A Special National Committee on the Cause and Source of Land-related Conflicts? Maybe. Of immediate attention, however, is the security of Kenyans living in these zones. We can no longer sit back as sections of this country burn.

Here, the role and place of Kenya’s security system must come under scrutiny. Our security agents are either inept, on strike, outgunned or simply unpatriotic. It is hard to explain how armed bands can roam the countryside peddling death and destruction with such ease.

This country has, perhaps, the most elaborate security system in this region. The Provincial Administration stretches from the village headman to the minister for Internal Security (and the President) through the sub-chief, chief, DO, DC, PC and permanent secretary.

The Kenya Police Force comprises regular officers, the Criminal Investigation Department, Administration Police, prisons officers, the National Security Intelligence Service (NSIS), and the General Service Unit (GSU).

The Government has taken to making mass transfers and reshuffles of senior security officers in what looks like a knee-jerk reaction to the recent (or is it ongoing?) post-election violence.

That is both a statement of failure of duty by the affected officers as well as policy inadequacy on the part of the Government in dealing with indiscipline, and, or, sabotage from within.

Out-gunned?
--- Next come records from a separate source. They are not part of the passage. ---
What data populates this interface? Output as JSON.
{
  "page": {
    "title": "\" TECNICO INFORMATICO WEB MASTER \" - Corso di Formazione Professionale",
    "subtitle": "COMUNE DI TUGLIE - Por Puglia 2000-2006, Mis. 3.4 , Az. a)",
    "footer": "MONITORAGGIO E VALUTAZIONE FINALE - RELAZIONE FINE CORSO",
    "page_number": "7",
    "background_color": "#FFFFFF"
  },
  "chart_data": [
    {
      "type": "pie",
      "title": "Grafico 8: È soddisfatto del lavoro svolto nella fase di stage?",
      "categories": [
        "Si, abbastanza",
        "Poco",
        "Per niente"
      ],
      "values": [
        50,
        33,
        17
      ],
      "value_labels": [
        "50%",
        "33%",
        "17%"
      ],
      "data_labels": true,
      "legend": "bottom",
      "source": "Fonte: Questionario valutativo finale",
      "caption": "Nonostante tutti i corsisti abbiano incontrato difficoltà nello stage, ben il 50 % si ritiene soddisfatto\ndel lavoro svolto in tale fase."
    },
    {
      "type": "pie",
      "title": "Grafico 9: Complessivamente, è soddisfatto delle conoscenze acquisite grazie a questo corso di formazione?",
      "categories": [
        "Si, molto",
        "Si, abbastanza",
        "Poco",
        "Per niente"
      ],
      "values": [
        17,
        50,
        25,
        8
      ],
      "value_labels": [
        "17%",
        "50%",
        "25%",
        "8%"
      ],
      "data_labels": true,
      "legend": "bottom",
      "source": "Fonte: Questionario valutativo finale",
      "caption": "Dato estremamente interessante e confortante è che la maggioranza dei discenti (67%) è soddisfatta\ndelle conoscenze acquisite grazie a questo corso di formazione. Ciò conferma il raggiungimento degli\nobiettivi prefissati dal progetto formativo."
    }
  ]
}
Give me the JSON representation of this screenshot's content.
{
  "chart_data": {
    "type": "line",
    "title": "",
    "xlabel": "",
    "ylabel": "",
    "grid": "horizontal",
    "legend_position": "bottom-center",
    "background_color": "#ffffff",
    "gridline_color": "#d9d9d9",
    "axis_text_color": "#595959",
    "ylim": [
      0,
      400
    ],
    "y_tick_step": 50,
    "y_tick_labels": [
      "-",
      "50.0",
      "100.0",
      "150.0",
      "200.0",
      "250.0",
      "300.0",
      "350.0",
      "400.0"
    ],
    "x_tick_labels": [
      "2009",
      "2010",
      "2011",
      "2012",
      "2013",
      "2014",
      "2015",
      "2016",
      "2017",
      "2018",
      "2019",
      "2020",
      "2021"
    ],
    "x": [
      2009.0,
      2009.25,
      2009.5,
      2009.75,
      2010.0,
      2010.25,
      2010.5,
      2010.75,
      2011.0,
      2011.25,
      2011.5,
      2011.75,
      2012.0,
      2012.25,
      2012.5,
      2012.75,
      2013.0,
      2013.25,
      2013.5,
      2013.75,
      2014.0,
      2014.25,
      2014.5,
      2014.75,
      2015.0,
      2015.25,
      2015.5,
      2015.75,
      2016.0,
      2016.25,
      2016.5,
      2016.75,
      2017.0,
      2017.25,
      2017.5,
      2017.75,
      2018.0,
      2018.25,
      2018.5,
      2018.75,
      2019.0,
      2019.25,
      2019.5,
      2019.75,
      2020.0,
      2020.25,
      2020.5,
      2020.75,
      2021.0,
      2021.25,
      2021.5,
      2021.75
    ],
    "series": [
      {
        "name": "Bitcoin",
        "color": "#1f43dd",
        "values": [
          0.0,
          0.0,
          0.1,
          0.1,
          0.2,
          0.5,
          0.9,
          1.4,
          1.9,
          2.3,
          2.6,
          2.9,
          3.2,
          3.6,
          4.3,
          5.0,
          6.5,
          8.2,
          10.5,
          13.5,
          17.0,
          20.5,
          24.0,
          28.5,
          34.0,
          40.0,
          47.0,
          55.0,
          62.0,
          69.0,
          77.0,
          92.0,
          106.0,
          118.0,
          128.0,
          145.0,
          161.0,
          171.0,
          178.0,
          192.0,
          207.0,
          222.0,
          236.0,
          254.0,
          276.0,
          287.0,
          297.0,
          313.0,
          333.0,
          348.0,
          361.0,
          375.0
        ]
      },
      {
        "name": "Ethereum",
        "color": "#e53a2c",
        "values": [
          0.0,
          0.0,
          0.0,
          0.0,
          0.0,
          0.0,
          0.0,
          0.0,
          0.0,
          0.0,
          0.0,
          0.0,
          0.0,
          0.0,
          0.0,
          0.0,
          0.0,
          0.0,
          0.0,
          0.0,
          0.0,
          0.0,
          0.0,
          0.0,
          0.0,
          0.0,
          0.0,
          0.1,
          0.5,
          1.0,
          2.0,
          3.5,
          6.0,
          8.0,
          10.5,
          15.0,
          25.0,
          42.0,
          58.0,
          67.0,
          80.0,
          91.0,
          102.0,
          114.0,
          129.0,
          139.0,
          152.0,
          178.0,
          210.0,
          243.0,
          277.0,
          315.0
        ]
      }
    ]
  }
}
It has been recorded that the Kenya police are thinly spread (one police officer to 1,150 citizens as opposed to the internationally recommended one police officer to 440 citizens). This is perhaps the closest one can come to explaining runaway insecurity, particularly in rural Kenya.

This is evidence as to how stratified Kenya as a society is. Security priority is directly proportional to the distance from Nairobi. Even within Nairobi, neighbourhoods dictate the geography of security services. It is easier to be killed in Korogocho slums than in Runda.

While still on official security policy, isn’t it strange that we just watched as villagers in the far-flung Mt Elgon organised themselves into a formal force —Sabaot Land Defence Force (SLDF)? How many other actual or potential “forces” are we dealing with?

WE HAVE IT ON THE AUTHORITY OF respectable sources like the International Crisis Group that various communities now have their own SDLFs. What are we doing about it over and above focusing on elite power-sharing deals? Is disarmament part of the national healing process or we stay put until the next time we start hacking one another and then invite Mr Kofi Annan back?

While arresting, detaining or even executing the foot-soldiers in this game of destruction is crucial to ending the anarchy, dealing with the master-planners is the ultimate answer. It is catching these merchants of death that will enable us to come closest to a lasting solution.

Finally, a blanket amnesty to those who, under the disguise of protesting alleged electoral malpractices killed children and women, is the shortest cut to the jungle law. Criminals must never be feted as heroes of democracy.